The French auction house fired the art handlers in 2010 and became a civil plaintiff in the trial.

The Drouot auction house in Paris. Courtesy Drouot.
The Drouot auction house in Paris. Courtesy Drouot.

Sentences have been handed out to 38 ex-workers from the Drouot auction house in Paris after a scam involving the theft of high priced art, jewels, and antiques from wealthy estates was exposed, shocking the French art world.

Yesterday, a Paris court gave 35 ex-art handlers sentences of up to three years with an 18-month suspended sentence and fines of €60,000 ($67,000), and three ex-auctioneers were given suspended sentences of up to 18 months and fined €25,000 ($140,486), AFP reports.

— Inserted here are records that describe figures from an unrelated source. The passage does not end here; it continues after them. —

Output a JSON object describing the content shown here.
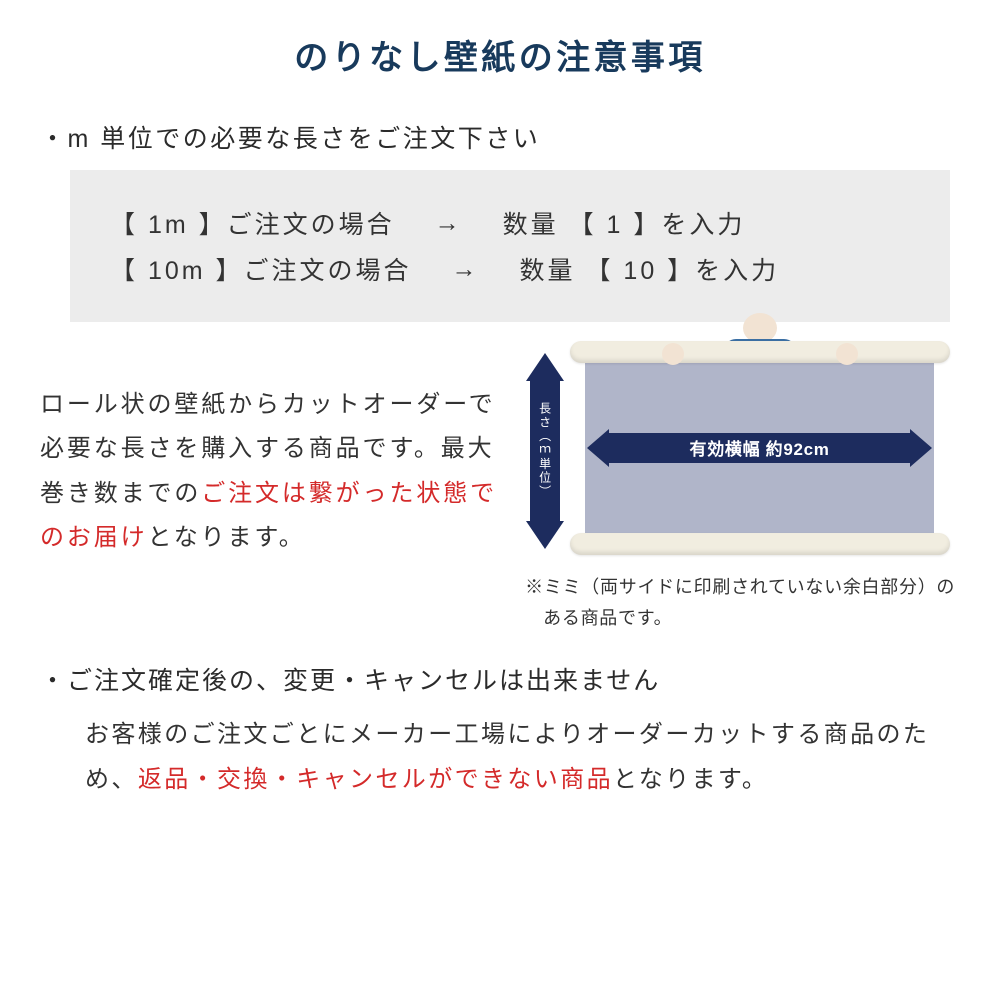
{
  "title": "のりなし壁紙の注意事項",
  "bullet1": "・m 単位での必要な長さをご注文下さい",
  "example": {
    "row1_left": "【 1m 】ご注文の場合",
    "arrow": "→",
    "row1_right": "数量 【 1 】を入力",
    "row2_left": "【 10m 】ご注文の場合",
    "row2_right": "数量 【 10 】を入力"
  },
  "mid": {
    "line1": "ロール状の壁紙からカットオーダーで必要な長さを購入する商品です。最大巻き数までの",
    "red1": "ご注文は繋がった状態でのお届け",
    "line2": "となります。"
  },
  "diagram": {
    "vertical_label": "長さ（ｍ単位）",
    "width_label": "有効横幅 約92cm",
    "note": "※ミミ（両サイドに印刷されていない余白部分）のある商品です。",
    "colors": {
      "arrow": "#1d2c5e",
      "sheet": "#b0b5c9",
      "roll": "#f1ede0",
      "skin": "#f2e3d3",
      "shirt": "#3b6fa3"
    }
  },
  "bullet2": "・ご注文確定後の、変更・キャンセルは出来ません",
  "body": {
    "part1": "お客様のご注文ごとにメーカー工場によりオーダーカットする商品のため、",
    "red": "返品・交換・キャンセルができない商品",
    "part2": "となります。"
  }
}
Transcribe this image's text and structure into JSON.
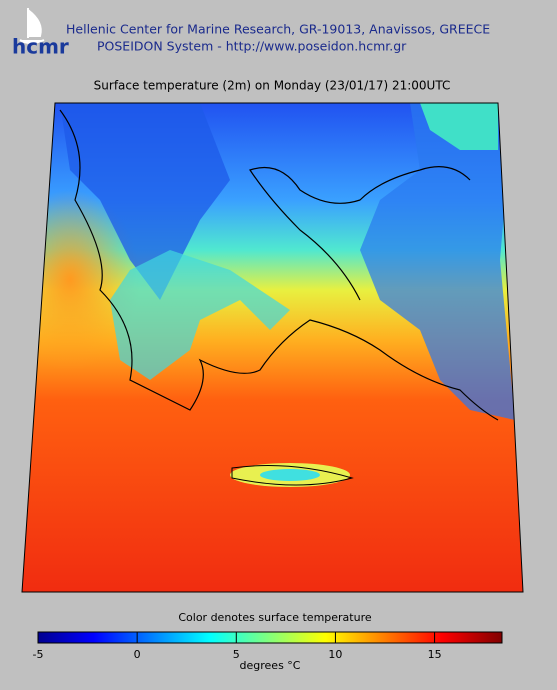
{
  "header": {
    "logo_text": "hcmr",
    "line1": "Hellenic Center for Marine Research, GR-19013, Anavissos, GREECE",
    "line2": "POSEIDON System - http://www.poseidon.hcmr.gr"
  },
  "map": {
    "title": "Surface temperature (2m) on Monday (23/01/17) 21:00UTC"
  },
  "colorbar": {
    "label": "Color denotes surface temperature",
    "range": [
      -5,
      18.4
    ],
    "ticks": [
      -5,
      0,
      5,
      10,
      15
    ],
    "unit_label": "degrees °C"
  }
}
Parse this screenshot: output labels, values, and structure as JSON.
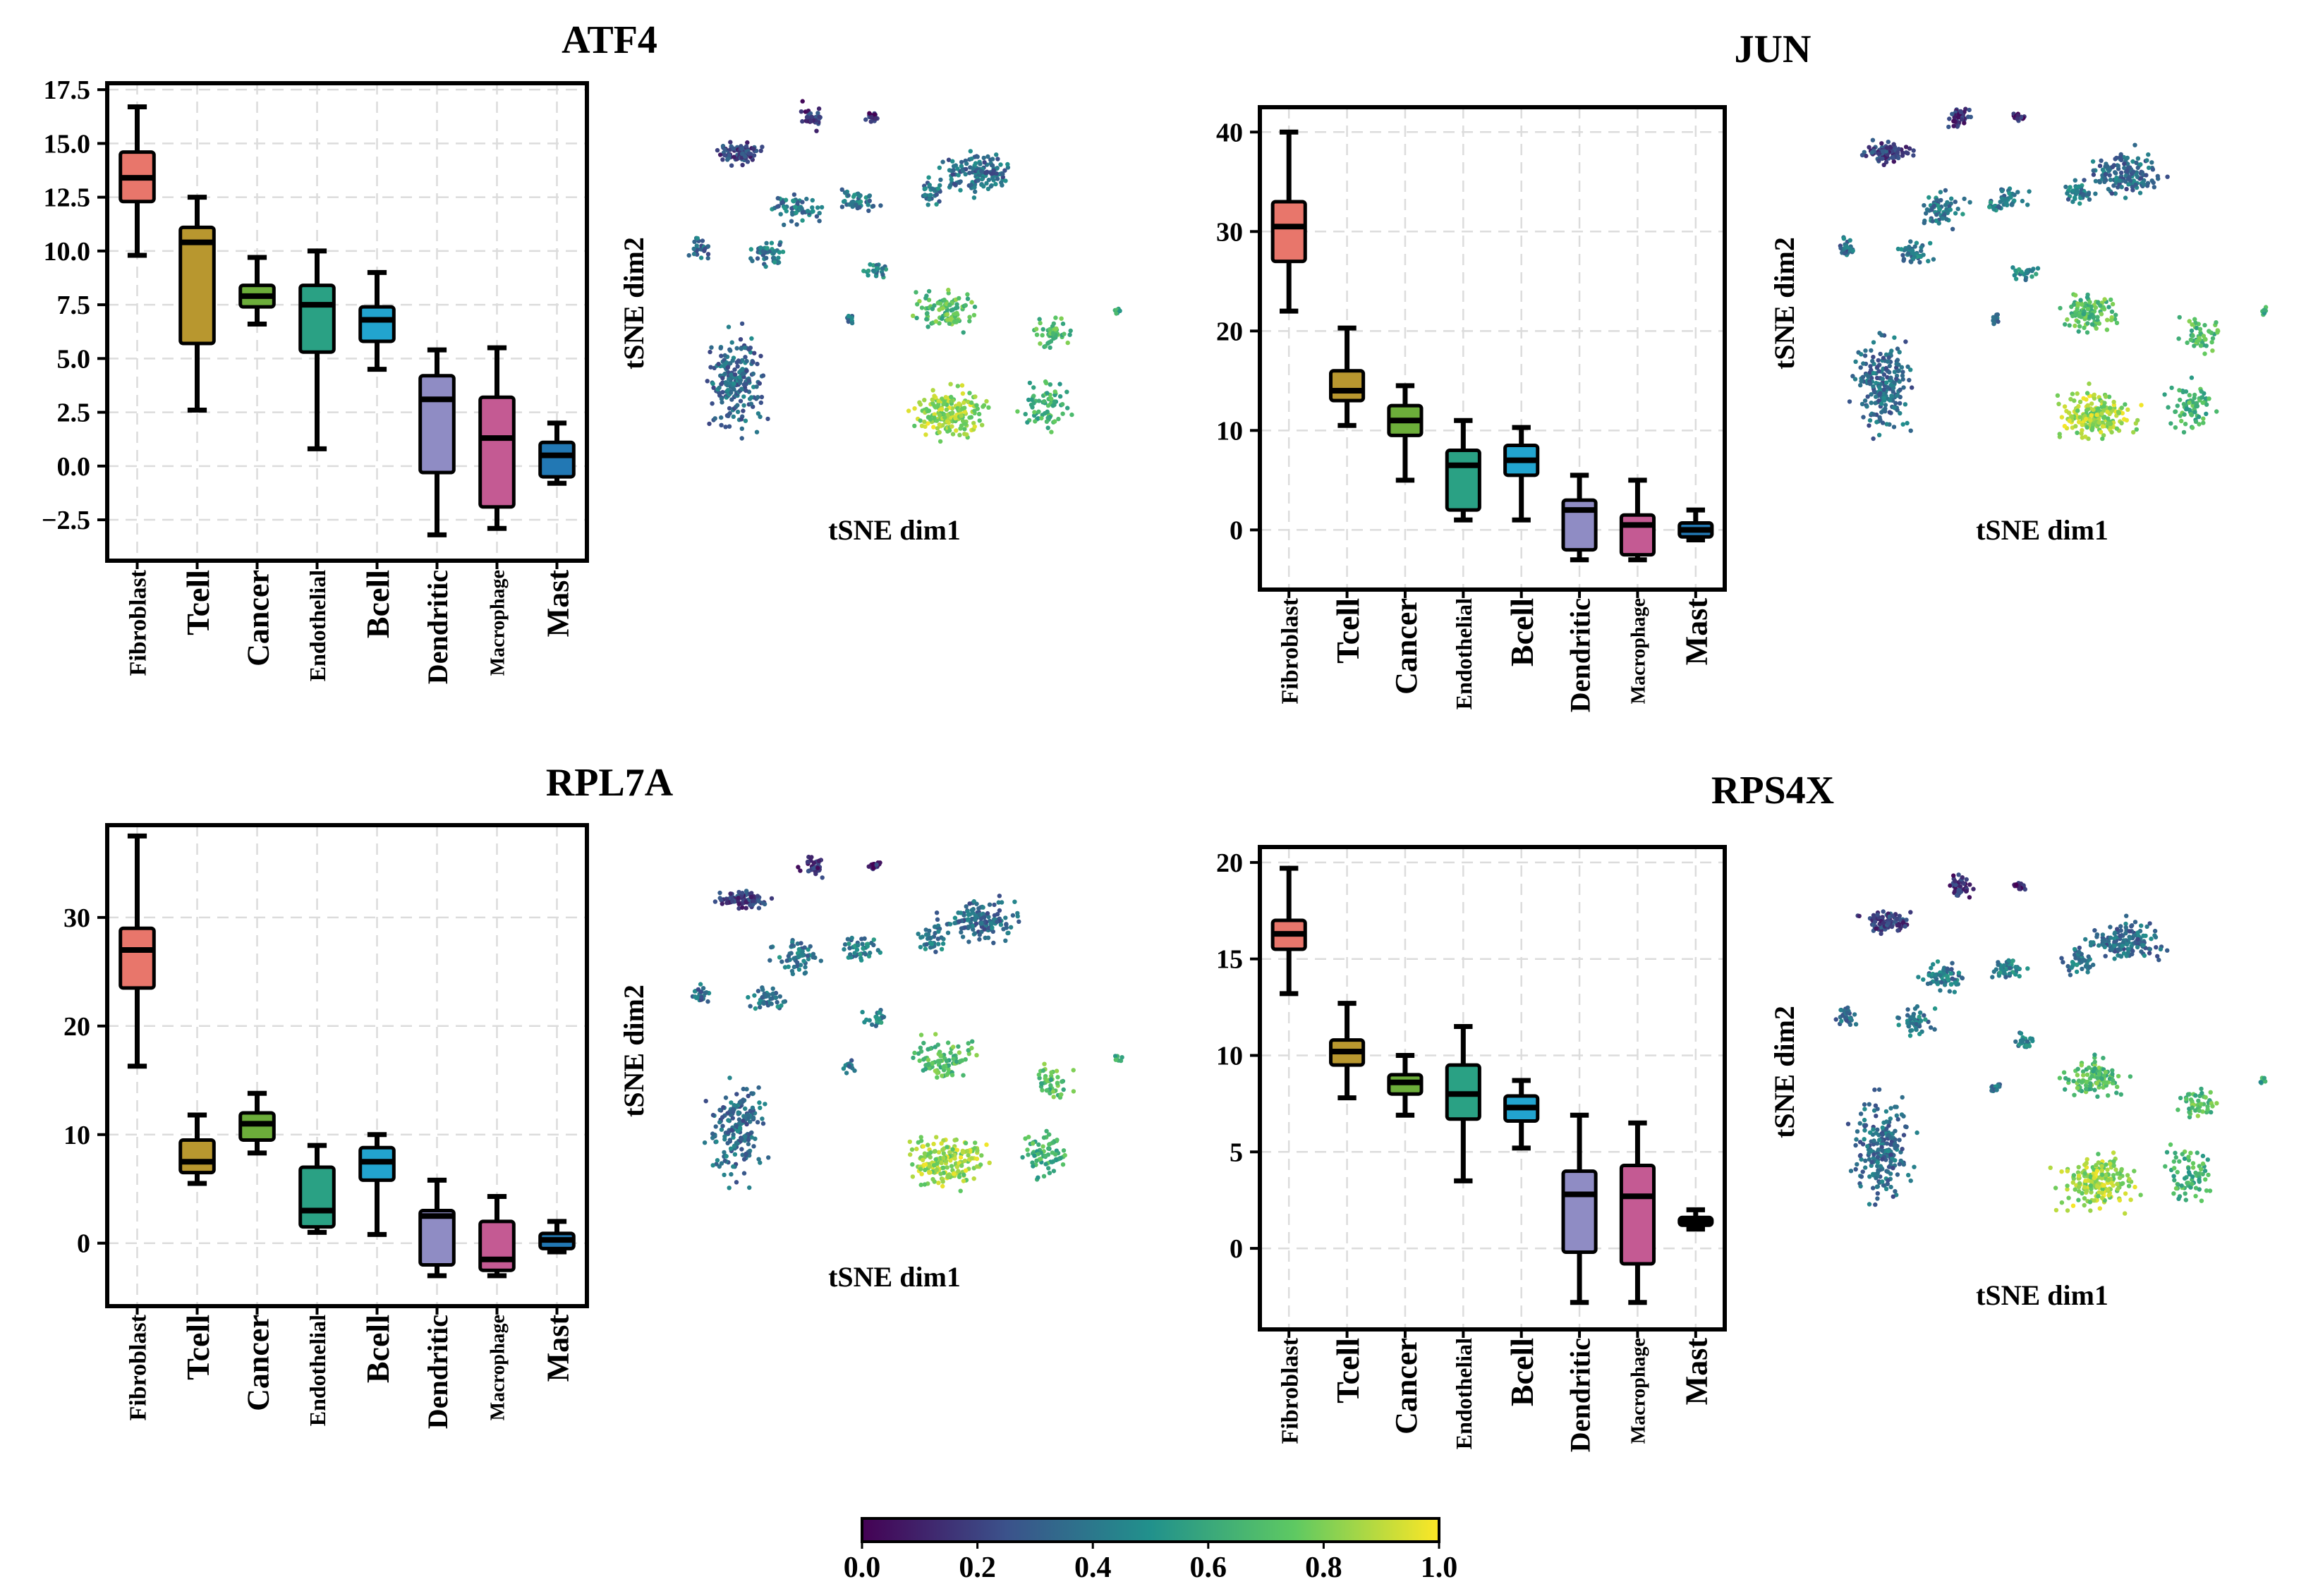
{
  "colors": {
    "Fibroblast": "#e8766b",
    "Tcell": "#b8972f",
    "Cancer": "#6cad3a",
    "Endothelial": "#2aa184",
    "Bcell": "#22a4cf",
    "Dendritic": "#8f8cc4",
    "Macrophage": "#c45a93",
    "Mast": "#2278b4",
    "viridis": [
      "#440154",
      "#3b528b",
      "#21918c",
      "#5ec962",
      "#fde725"
    ]
  },
  "chart_data": [
    {
      "type": "box",
      "title": "ATF4",
      "categories": [
        "Fibroblast",
        "Tcell",
        "Cancer",
        "Endothelial",
        "Bcell",
        "Dendritic",
        "Macrophage",
        "Mast"
      ],
      "boxes": [
        {
          "whisker_low": 9.8,
          "q1": 12.3,
          "median": 13.4,
          "q3": 14.6,
          "whisker_high": 16.7
        },
        {
          "whisker_low": 2.6,
          "q1": 5.7,
          "median": 10.4,
          "q3": 11.1,
          "whisker_high": 12.5
        },
        {
          "whisker_low": 6.6,
          "q1": 7.4,
          "median": 7.9,
          "q3": 8.4,
          "whisker_high": 9.7
        },
        {
          "whisker_low": 0.8,
          "q1": 5.3,
          "median": 7.5,
          "q3": 8.4,
          "whisker_high": 10.0
        },
        {
          "whisker_low": 4.5,
          "q1": 5.8,
          "median": 6.8,
          "q3": 7.4,
          "whisker_high": 9.0
        },
        {
          "whisker_low": -3.2,
          "q1": -0.3,
          "median": 3.1,
          "q3": 4.2,
          "whisker_high": 5.4
        },
        {
          "whisker_low": -2.9,
          "q1": -1.9,
          "median": 1.3,
          "q3": 3.2,
          "whisker_high": 5.5
        },
        {
          "whisker_low": -0.8,
          "q1": -0.5,
          "median": 0.5,
          "q3": 1.1,
          "whisker_high": 2.0
        }
      ],
      "yticks": [
        -2.5,
        0.0,
        2.5,
        5.0,
        7.5,
        10.0,
        12.5,
        15.0,
        17.5
      ],
      "ytick_labels": [
        "−2.5",
        "0.0",
        "2.5",
        "5.0",
        "7.5",
        "10.0",
        "12.5",
        "15.0",
        "17.5"
      ],
      "ylim": [
        -4.4,
        17.8
      ],
      "grid": true,
      "tsne": {
        "xlabel": "tSNE dim1",
        "ylabel": "tSNE dim2"
      }
    },
    {
      "type": "box",
      "title": "JUN",
      "categories": [
        "Fibroblast",
        "Tcell",
        "Cancer",
        "Endothelial",
        "Bcell",
        "Dendritic",
        "Macrophage",
        "Mast"
      ],
      "boxes": [
        {
          "whisker_low": 22.0,
          "q1": 27.0,
          "median": 30.5,
          "q3": 33.0,
          "whisker_high": 40.0
        },
        {
          "whisker_low": 10.5,
          "q1": 13.0,
          "median": 14.0,
          "q3": 16.0,
          "whisker_high": 20.3
        },
        {
          "whisker_low": 5.0,
          "q1": 9.5,
          "median": 11.0,
          "q3": 12.5,
          "whisker_high": 14.5
        },
        {
          "whisker_low": 1.0,
          "q1": 2.0,
          "median": 6.5,
          "q3": 8.0,
          "whisker_high": 11.0
        },
        {
          "whisker_low": 1.0,
          "q1": 5.5,
          "median": 7.0,
          "q3": 8.5,
          "whisker_high": 10.3
        },
        {
          "whisker_low": -3.0,
          "q1": -2.0,
          "median": 2.0,
          "q3": 3.0,
          "whisker_high": 5.5
        },
        {
          "whisker_low": -3.0,
          "q1": -2.5,
          "median": 0.5,
          "q3": 1.5,
          "whisker_high": 5.0
        },
        {
          "whisker_low": -1.0,
          "q1": -0.7,
          "median": 0.0,
          "q3": 0.7,
          "whisker_high": 2.0
        }
      ],
      "yticks": [
        0,
        10,
        20,
        30,
        40
      ],
      "ytick_labels": [
        "0",
        "10",
        "20",
        "30",
        "40"
      ],
      "ylim": [
        -6,
        42.5
      ],
      "grid": true,
      "tsne": {
        "xlabel": "tSNE dim1",
        "ylabel": "tSNE dim2"
      }
    },
    {
      "type": "box",
      "title": "RPL7A",
      "categories": [
        "Fibroblast",
        "Tcell",
        "Cancer",
        "Endothelial",
        "Bcell",
        "Dendritic",
        "Macrophage",
        "Mast"
      ],
      "boxes": [
        {
          "whisker_low": 16.3,
          "q1": 23.5,
          "median": 27.0,
          "q3": 29.0,
          "whisker_high": 37.5
        },
        {
          "whisker_low": 5.5,
          "q1": 6.5,
          "median": 7.5,
          "q3": 9.5,
          "whisker_high": 11.8
        },
        {
          "whisker_low": 8.3,
          "q1": 9.5,
          "median": 11.0,
          "q3": 12.0,
          "whisker_high": 13.8
        },
        {
          "whisker_low": 1.0,
          "q1": 1.5,
          "median": 3.0,
          "q3": 7.0,
          "whisker_high": 9.0
        },
        {
          "whisker_low": 0.8,
          "q1": 5.8,
          "median": 7.5,
          "q3": 8.8,
          "whisker_high": 10.0
        },
        {
          "whisker_low": -3.0,
          "q1": -2.0,
          "median": 2.5,
          "q3": 3.0,
          "whisker_high": 5.8
        },
        {
          "whisker_low": -3.0,
          "q1": -2.5,
          "median": -1.5,
          "q3": 2.0,
          "whisker_high": 4.3
        },
        {
          "whisker_low": -0.8,
          "q1": -0.5,
          "median": 0.3,
          "q3": 0.9,
          "whisker_high": 2.0
        }
      ],
      "yticks": [
        0,
        10,
        20,
        30
      ],
      "ytick_labels": [
        "0",
        "10",
        "20",
        "30"
      ],
      "ylim": [
        -5.8,
        38.5
      ],
      "grid": true,
      "tsne": {
        "xlabel": "tSNE dim1",
        "ylabel": "tSNE dim2"
      }
    },
    {
      "type": "box",
      "title": "RPS4X",
      "categories": [
        "Fibroblast",
        "Tcell",
        "Cancer",
        "Endothelial",
        "Bcell",
        "Dendritic",
        "Macrophage",
        "Mast"
      ],
      "boxes": [
        {
          "whisker_low": 13.2,
          "q1": 15.5,
          "median": 16.3,
          "q3": 17.0,
          "whisker_high": 19.7
        },
        {
          "whisker_low": 7.8,
          "q1": 9.5,
          "median": 10.2,
          "q3": 10.8,
          "whisker_high": 12.7
        },
        {
          "whisker_low": 6.9,
          "q1": 8.0,
          "median": 8.6,
          "q3": 9.0,
          "whisker_high": 10.0
        },
        {
          "whisker_low": 3.5,
          "q1": 6.7,
          "median": 8.0,
          "q3": 9.5,
          "whisker_high": 11.5
        },
        {
          "whisker_low": 5.2,
          "q1": 6.6,
          "median": 7.3,
          "q3": 7.9,
          "whisker_high": 8.7
        },
        {
          "whisker_low": -2.8,
          "q1": -0.2,
          "median": 2.8,
          "q3": 4.0,
          "whisker_high": 6.9
        },
        {
          "whisker_low": -2.8,
          "q1": -0.8,
          "median": 2.7,
          "q3": 4.3,
          "whisker_high": 6.5
        },
        {
          "whisker_low": 1.0,
          "q1": 1.2,
          "median": 1.4,
          "q3": 1.6,
          "whisker_high": 2.0
        }
      ],
      "yticks": [
        0,
        5,
        10,
        15,
        20
      ],
      "ytick_labels": [
        "0",
        "5",
        "10",
        "15",
        "20"
      ],
      "ylim": [
        -4.2,
        20.8
      ],
      "grid": true,
      "tsne": {
        "xlabel": "tSNE dim1",
        "ylabel": "tSNE dim2"
      }
    }
  ],
  "colorbar": {
    "range": [
      0.0,
      1.0
    ],
    "ticks": [
      "0.0",
      "0.2",
      "0.4",
      "0.6",
      "0.8",
      "1.0"
    ]
  }
}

The scam was based around the selling of un-inventoried items from the estates of wealthy people whose past items were sent to Drouot for auction. An inquiry was launched in 2009, following an anonymous tip that a member of the art handlers union, l’Union des commissionnaires de l’Hôtel des Ventes (UCHV), was in possession of a stolen painting by Realist master Gustave Courbet, leading authorities to investigate both the auction house and the union.

Seven years later, charges were brought against 40 art handlers and auctioneers resulting in these 38 convictions and the dissolution of the UCVH, which was also fined €220,000 ($224,770).

French lawyer Leon Lef Forster, who defend nine Drouot workers at trial. Photo / AFP / THOMAS SAMSON /Getty

French lawyer Leon Lef Forster, who defended nine Drouot workers at trial. Photo AFP/THOMAS SAMSON/Getty.

The sentenced art handlers, part of a group known as “Les Savoyards” and hailing from the Alpine region of Savoie, had monopolized all the transport and handling of items for Drouot. They are also referred to as the “Cols Rouge,” due to a red trim on the collars of their black uniforms.

Membership of the clandestine group was purchased from an outgoing member, and any newcomer would have to commit a theft as initiation. The art handlers in question would steal items when emptying the homes of wealthy people who had died, taking items of value which had not been inventoried.

In one instance, two Art Deco items by Eileen Gray disappeared in July 2006, only to reappear on the auction block at Drouot three months later, where they collectively fetched €1 million ($1,123,850).

When the scam was busted earlier this year, investigators discovered a “mountain” of jewelry, art, and antiques. Items stolen by the Cols Rouge also include Seascape Under Stormy Sky by Courbet, a 2.08 carat diamond, and lithographs by Henri Matisse and Marc Chagall.

There had long been suspicion over the lavish lifestyles of some of the art handlers in question, who in some cases owned luxury cars, and one even purchased a bar in Paris with the profits of his misdeeds.

According to AFP, the estate of French mime artist Marcel Marceau was apparently affected, and his daughters were left with a tax bill of several million euros as a result. Marceau’s daughters were one of many parties who sought damages in the trial. None have been awarded as of yet.

Drouot, founded in 1852, dropped the art handlers in question in 2010 and became a civil plaintiff in the trial.